MANKATO — The five colleges and universities in the area have 25,000 students and graduate up to 6,000 each year.
About 20-25 percent of those graduates stay in the area. But surveys of students at the largest institution — Minnesota State University — show about half of all graduates would like to work and live here, but many can’t find jobs.
“This is an opportunity for us to attract businesses who could hire these people,” said Barb Embacher, vice president of Greater Mankato Growth.
About 100 business, civic and education leaders gathered Wednesday at a “ talent symposium” to look at research on what the area supplies in the way of employee talent compared to the number of jobs available to use those talents.
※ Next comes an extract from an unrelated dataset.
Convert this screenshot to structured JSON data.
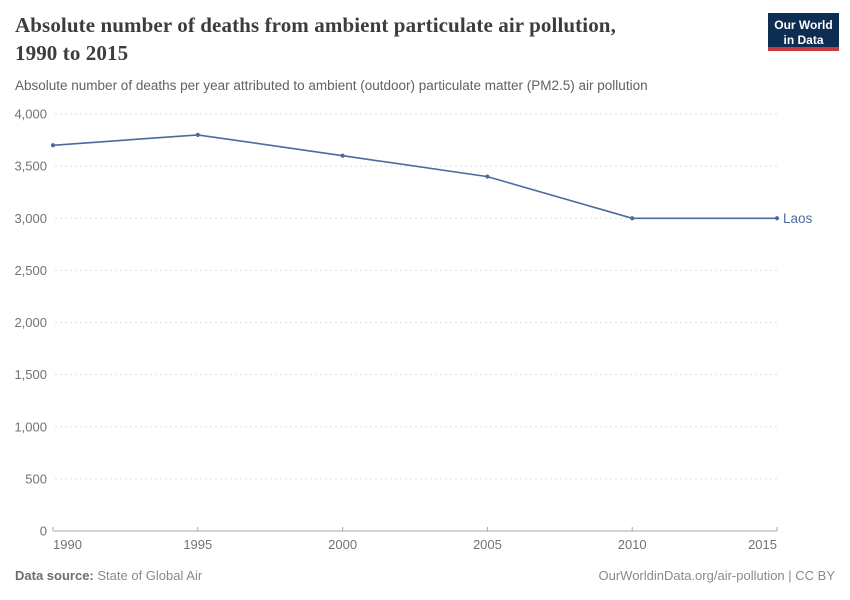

“Places where we have surpluses (in potential employees) we have opportunities,” said Jonathan Zierdt, president of GMG.
Data show, for example, that the area graduates far more accountants and other business majors than can be hired locally each year.
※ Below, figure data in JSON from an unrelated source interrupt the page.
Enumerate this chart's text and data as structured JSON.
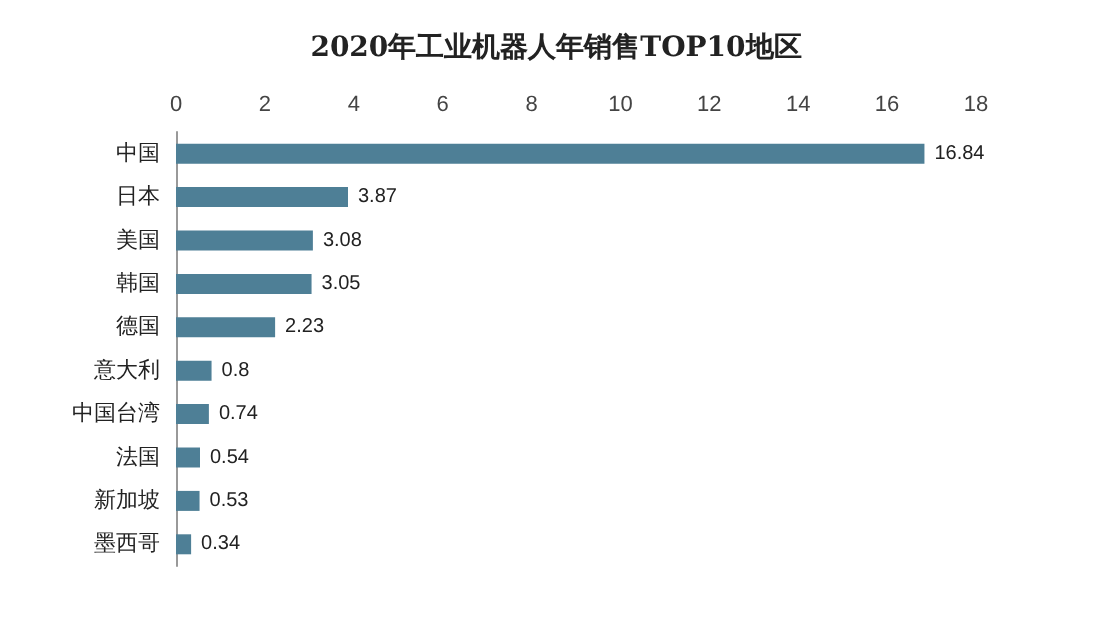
{
  "chart_data": {
    "type": "bar",
    "orientation": "horizontal",
    "title": "2020年工业机器人年销售TOP10地区",
    "categories": [
      "中国",
      "日本",
      "美国",
      "韩国",
      "德国",
      "意大利",
      "中国台湾",
      "法国",
      "新加坡",
      "墨西哥"
    ],
    "values": [
      16.84,
      3.87,
      3.08,
      3.05,
      2.23,
      0.8,
      0.74,
      0.54,
      0.53,
      0.34
    ],
    "color": "#4e7f96",
    "xlim": [
      0,
      18
    ],
    "xticks": [
      0,
      2,
      4,
      6,
      8,
      10,
      12,
      14,
      16,
      18
    ],
    "grid": false,
    "data_labels": true
  }
}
“ That’s where we’d have the opportunity to attract businesses, corporate offices, who need those skills,” Zierdt said. “And those are well-paying jobs.”
An analysis of the supply of graduates compared to the number of jobs available in various sectors produced some surprises for Embacher and Zierdt.
“We’ve been hearing there’s a shortage of nurses across the country and the state,” Embacher said. But figures show that a focus on health education in recent years has led to a surplus in health science graduates.
Still, she noted that demand will likely continue to grow for certain health field graduates, such as those doing in-home care for a growing baby boomer population.
The three areas where there are far more graduates than jobs are in business management and administration; in arts, communications and information systems; and in human services.
Meanwhile, there is more demand than graduates in the agriculture, food and natural resources sector.
Kyle Uphoff, a regional labor market analyst with the state Department of Employment and Economic Development, said local leaders also have to keep an eye on how jobs are changing and how training and education need to change.
“Recessions restructure economies,” he said, noting that some businesses survive but require different skills in employees, new businesses emerge, and other businesses simply disappear.
“While industries change, occupations change, too.
Those new occupations require new skills.”